長岡しおりさんの文芸誌時評『No.008 Papyrus(2015年10月号 Vol.62)』をアップしましたぁ。10月号は三浦春馬さんが表紙です。テレビではちょっと線の細い感じですが、雑誌表紙で見るといい男だなぁ(爆)。パピルスさんは毎号芸能人の方が表紙なんですが、とっても特徴のある写真でレイアウトです。確かオリンピックエンブレム問題で、日本中に名前が知れ渡ってしまった佐野研二郎さんがアートディレクターだったと思います。センスいいなぁ。
長岡さんは三浦春馬さんのインタビューについて、『このインタビューのタイトルは「その壁の先には、自分の知らない世界がひろがっている」という。・・・文芸誌が扱うその手つきと言っては何だが、それが別のものをも荷わせているように見える。・・・すなわち・・・文学的な雰囲気を衣装として纏ったグラビアのようだ、とも。それは決して三浦春馬さんの言説を適当に編集しているとか・・・いうことではない。むしろ逆なのだが、その言説は常に “ 文学的 ” イメージを介して捉えられている気がする。そこにむしろ現在の文芸誌の抱える欠落が見えるように思える』と批評しておられます。
芸能人を表紙にするのはもちろん雑誌の売り上げを伸ばすためですが、長岡さんが言うように文学者よりも時代の雰囲気を捉えている表現者だからかもしれないなぁ。また芸能人は昔から変わりませんが、文学者の方が芸能人化している面もあります。でも作品より生身の文学者の方が面白かったら困りますよね。芸能人の重要なランキングに好感度調査がありますが、彼らは裏表があってはいけない。基本いい人でなければならない。そのデンで言うと、文学者がテレビなどに登場するときは破れかぶれな内面が見えないと面白くない。

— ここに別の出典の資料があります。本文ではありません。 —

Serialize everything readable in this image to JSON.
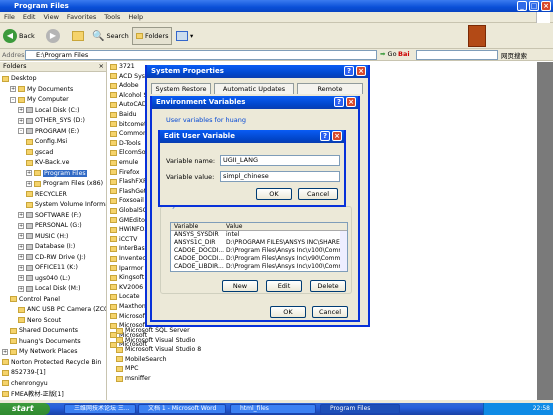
{
  "window": {
    "title": "Program Files"
  },
  "menu": [
    "File",
    "Edit",
    "View",
    "Favorites",
    "Tools",
    "Help"
  ],
  "toolbar": {
    "back": "Back",
    "search": "Search",
    "folders": "Folders",
    "go": "Go",
    "web_page": "网页搜索"
  },
  "address": {
    "label": "Address",
    "value": "E:\\Program Files"
  },
  "folders_pane": {
    "title": "Folders",
    "items": [
      "Desktop",
      "My Documents",
      "My Computer",
      "Local Disk (C:)",
      "OTHER_SYS (D:)",
      "PROGRAM (E:)",
      "Config.Msi",
      "gscad",
      "KV-Back.ve",
      "Program Files",
      "Program Files (x86)",
      "RECYCLER",
      "System Volume Informat",
      "SOFTWARE (F:)",
      "PERSONAL (G:)",
      "MUSIC (H:)",
      "Database (I:)",
      "CD-RW Drive (J:)",
      "OFFICE11 (K:)",
      "ugs040 (L:)",
      "Local Disk (M:)",
      "Control Panel",
      "ANC USB PC Camera (ZC030",
      "Nero Scout",
      "Shared Documents",
      "huang's Documents",
      "My Network Places",
      "Norton Protected Recycle Bin",
      "852739-[1]",
      "chenrongyu",
      "FMEA教材-正版[1]"
    ]
  },
  "file_list": {
    "col1": [
      "3721",
      "ACD Syste",
      "Adobe",
      "Alcohol So",
      "AutoCAD 2",
      "Baidu",
      "bitcomet",
      "Common F",
      "D-Tools",
      "ElcomSoft",
      "emule",
      "Firefox",
      "FlashFXP",
      "FlashGet",
      "Foxsoail",
      "GlobalSCA",
      "GMEditor",
      "HWiNFO32",
      "iCCTV",
      "InterBase",
      "Inventec",
      "Iparmor",
      "Kingsoft",
      "KV2006",
      "Locate",
      "Maxthon",
      "Microsoft",
      "Microsoft",
      "Microsoft",
      "Microsoft"
    ],
    "col1b": [
      "Microsoft SQL Server",
      "Microsoft Visual Studio",
      "Microsoft Visual Studio 8",
      "MobileSearch",
      "MPC",
      "msniffer"
    ]
  },
  "system_properties": {
    "title": "System Properties",
    "tabs": [
      "System Restore",
      "Automatic Updates",
      "Remote"
    ]
  },
  "env_vars": {
    "title": "Environment Variables",
    "user_group": "User variables for huang",
    "system_group": "System variables",
    "col_variable": "Variable",
    "col_value": "Value",
    "rows": [
      {
        "name": "ANSYS_SYSDIR",
        "value": "intel"
      },
      {
        "name": "ANSYS1C_DIR",
        "value": "D:\\PROGRAM FILES\\ANSYS INC\\SHARE..."
      },
      {
        "name": "CADOE_DOCDI...",
        "value": "D:\\Program Files\\Ansys Inc\\v100\\Comm..."
      },
      {
        "name": "CADOE_DOCDI...",
        "value": "D:\\Program Files\\Ansys Inc\\v90\\Comm..."
      },
      {
        "name": "CADOE_LIBDIR...",
        "value": "D:\\Program Files\\Ansys Inc\\v100\\Comm..."
      }
    ],
    "buttons": {
      "new": "New",
      "edit": "Edit",
      "delete": "Delete",
      "ok": "OK",
      "cancel": "Cancel"
    }
  },
  "edit_var": {
    "title": "Edit User Variable",
    "name_label": "Variable name:",
    "name_value": "UGII_LANG",
    "value_label": "Variable value:",
    "value_value": "simpl_chinese",
    "ok": "OK",
    "cancel": "Cancel"
  },
  "taskbar": {
    "start": "start",
    "items": [
      "三维网技术论坛 三...",
      "文档 1 - Microsoft Word",
      "html_files",
      "Program Files"
    ],
    "clock": "22:58"
  }
}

野坂昭如さんはテレビ画面からも〝無頼〟が伝わってきましたが、その方が文学者は面白い。
芸能人と文学者の違いは、時代の雰囲気を生身の肉体で体現する表現者と、内面で表現する創作者といふことでせうか。時代を掴みきれない現代では、なんとなくであれその雰囲気を体現している芸能人の方が光って見えるのは当然でせうね。文学者が無頼であるためには、内面に自信がなければならなひといふことでもありまふ。確かにそういったお方、少なくなりました。かつての文学者のイメージをなぞる〝文学的文学者〟が多いですねぇ(爆)。